Verbotene Liebe

Über Zensur, Literatur, Maxim Billers Roman »Esra« und dessen Feinde. von joachim lottmann

Was bisher geschah: Im Frühjahr wurde Maxim Billers Buch »Esra« per einstweiliger Verfügung gestoppt. Was mit Dieter Bohlens Sachbüchern und Pseudo-Biografien nichts zu tun hat, obwohl es immer damit vermengt wird. Nun, nach dem Urteilsspruch, lichten sich die Nebel. Man schlägt Bohlen und trifft Biller. Man schlägt Biller und trifft den New Journalism. Was in »Esra« drin steht, sagt keiner.

Der Fall hat unerwartet noch einmal an Brisanz gewonnen. Nämlich in der Sekunde, als man das Wort verboten zum ersten Mal schwarz auf weiß gelesen hat. Nach einem halben Jahr der »einstweiligen Verfügungen« von dieser und von jener Seite, also des munteren Schattenboxens, plötzlich ein Urteil, ein Niedersausen der Guillotine, ein ganz anderer Tonfall. Denn der wachhabende Richter hat offensichtlich gar nicht taktieren wollen, hat nicht das Klischee der abwägenden Waage im Kopf gehabt, sondern das des Fanals, der großen Courage, des Zeichensetzens, des Mantels der Mediengeschichte, dessen Saum zu fassen war und den er, der kleine große deutsche Staatsdiener und Richter, mutig ergriff. Um endlich einmal »dem Volk« Recht zu geben, gegen alles Finessieren und juristisches Durchmogeln. Mal ein Machtwort sprechen, sozusagen ganz unjuristisch, aber dem gemeinen Mann aus dem Herzen. Damit seine Privatsphäre endlich geschützt wird. Da heißt es zum Beispiel erstmalig, die Grenze von Fiktion und Realität sei nicht mehr erkennbar gewesen. Und dass der Autor die Sexszenen im Roman nur erfunden habe, mache die Sache noch schlimmer. Nun ist in den ersten Instanzen des Prozesses das Wesen von Fiktion so oft durchbuchstabiert worden, dass diese plötzliche Steinzeitargumentation überrascht und ängstigt. Auch einfältige Mitbürger wissen inzwischen – nach der breiten Diskussion darüber, ausgelöst durch »Esra« im high brow-Bereich und Dieter Bohlen bei den Leuten ohne Abitur –, dass man nach dieser Urteilslogik sofort 90 bis 99 Prozent aller belletristischen Bücher verbieten müsste. Wie also kommt es zu diesem Urteil? Was will es uns in Wahrheit sagen?
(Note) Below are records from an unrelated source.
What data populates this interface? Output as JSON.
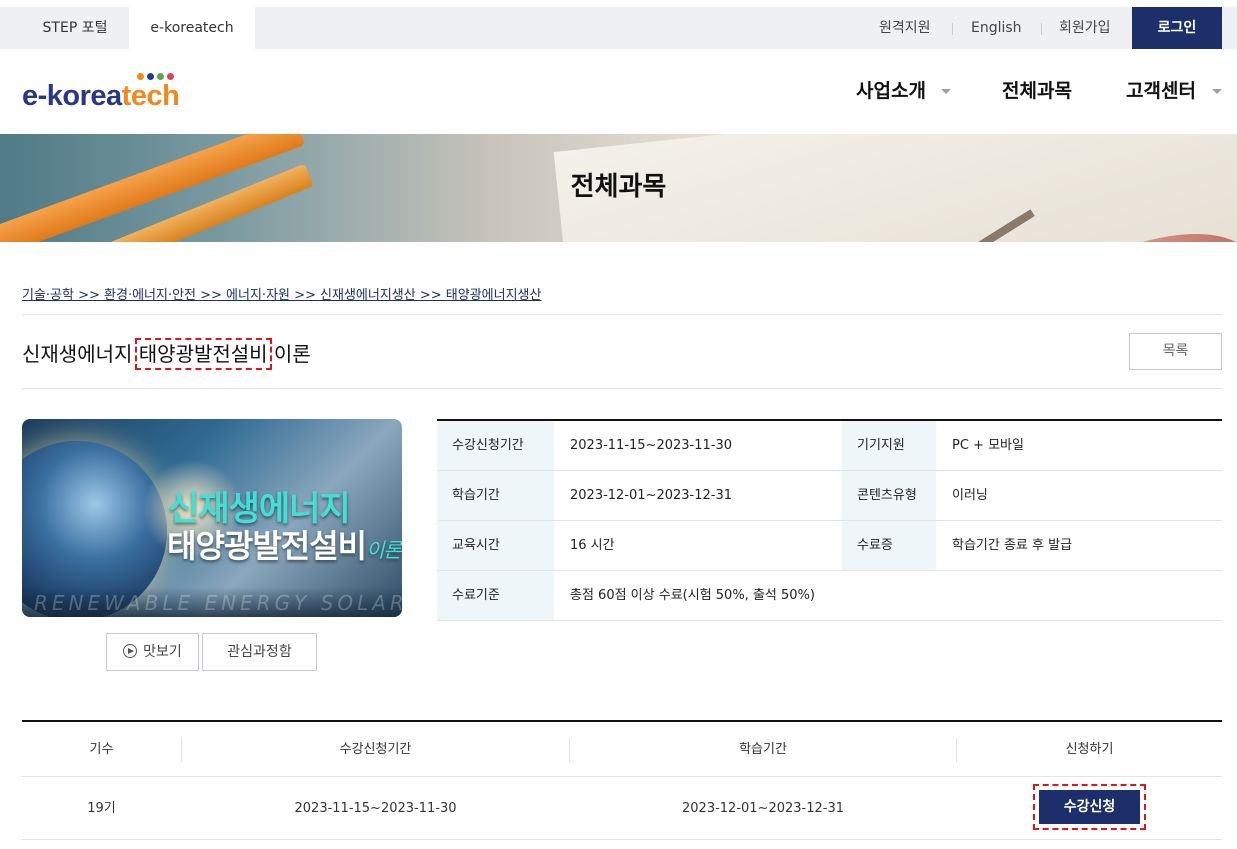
{
  "topbar": {
    "portal_tabs": [
      "STEP 포털",
      "e-koreatech"
    ],
    "links": [
      "원격지원",
      "English",
      "회원가입"
    ],
    "login_label": "로그인"
  },
  "header": {
    "logo": {
      "part1": "e-korea",
      "part2": "tech",
      "dot_colors": [
        "#f08a1c",
        "#27378a",
        "#5aa84a",
        "#e0415a"
      ]
    },
    "nav": [
      "사업소개",
      "전체과목",
      "고객센터"
    ]
  },
  "banner": {
    "title": "전체과목"
  },
  "breadcrumb": "기술·공학 >> 환경·에너지·안전 >> 에너지·자원 >> 신재생에너지생산 >> 태양광에너지생산",
  "course": {
    "title_pre": "신재생에너지 ",
    "title_highlight": "태양광발전설비",
    "title_post": " 이론",
    "list_button": "목록",
    "thumbnail": {
      "line1": "신재생에너지",
      "line2": "태양광발전설비",
      "line2_small": "이론",
      "footer": "RENEWABLE ENERGY SOLAR"
    },
    "preview_button": "맛보기",
    "wishlist_button": "관심과정함"
  },
  "info": {
    "rows": [
      {
        "th1": "수강신청기간",
        "td1": "2023-11-15~2023-11-30",
        "th2": "기기지원",
        "td2": "PC + 모바일"
      },
      {
        "th1": "학습기간",
        "td1": "2023-12-01~2023-12-31",
        "th2": "콘텐츠유형",
        "td2": "이러닝"
      },
      {
        "th1": "교육시간",
        "td1": "16 시간",
        "th2": "수료증",
        "td2": "학습기간 종료 후 발급"
      },
      {
        "th1": "수료기준",
        "td1": "총점 60점 이상 수료(시험 50%, 출석 50%)"
      }
    ]
  },
  "sessions": {
    "headers": [
      "기수",
      "수강신청기간",
      "학습기간",
      "신청하기"
    ],
    "rows": [
      {
        "cohort": "19기",
        "apply_period": "2023-11-15~2023-11-30",
        "study_period": "2023-12-01~2023-12-31",
        "action": "수강신청"
      }
    ]
  },
  "colors": {
    "primary_navy": "#1d2f6b",
    "header_cell_bg": "#eef6f9",
    "highlight_dash": "#e0151b"
  }
}
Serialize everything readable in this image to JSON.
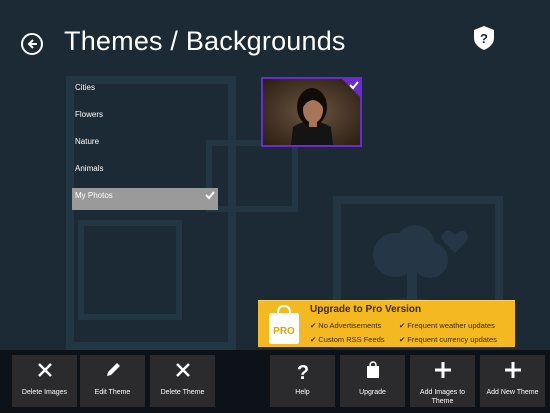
{
  "header": {
    "title": "Themes / Backgrounds"
  },
  "themes": [
    {
      "label": "Cities",
      "selected": false
    },
    {
      "label": "Flowers",
      "selected": false
    },
    {
      "label": "Nature",
      "selected": false
    },
    {
      "label": "Animals",
      "selected": false
    },
    {
      "label": "My Photos",
      "selected": true
    }
  ],
  "thumbnail": {
    "selected": true,
    "accent_color": "#6a2bd1"
  },
  "promo": {
    "title": "Upgrade to Pro Version",
    "badge": "PRO",
    "features": [
      "No Advertisements",
      "Frequent weather updates",
      "Custom RSS Feeds",
      "Frequent currency updates"
    ],
    "background_color": "#f4b821"
  },
  "appbar": {
    "buttons": [
      {
        "label": "Delete Images",
        "icon": "x-icon"
      },
      {
        "label": "Edit Theme",
        "icon": "pencil-icon"
      },
      {
        "label": "Delete Theme",
        "icon": "x-icon"
      },
      {
        "label": "Help",
        "icon": "question-icon"
      },
      {
        "label": "Upgrade",
        "icon": "bag-icon"
      },
      {
        "label": "Add Images to Theme",
        "icon": "plus-icon"
      },
      {
        "label": "Add New Theme",
        "icon": "plus-icon"
      }
    ]
  }
}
Erster Verdacht: Die Begründung ist absichtlich so hanebüchen, damit in der Revision, in die Kiepenheuer & Witsch sofort gegangen ist, ein gänzlich entgegengesetztes Urteil gesprochen werden kann. Sozusagen eine »Steilvorlage« (wie man in Stoibers Bundesland immerzu sagt) für einen fulminanten finalen Freispruch Maxim Billers. Dafür spricht das alte Bild von der »libertad bavariae«, der besonderen Kulturverliebtheit und somit (heimlichen) Liberalität der Herrscherdynastien Bayerns. Und auch, dass Biller ja Münchener ist, und zwar ein recht geschätzter und präsenter. Er ist sozusagen der Oliver Kahn der Popliteratur, anderswo ein umstrittener Held, auf der Wies’n und im P1 aber ein Spezl.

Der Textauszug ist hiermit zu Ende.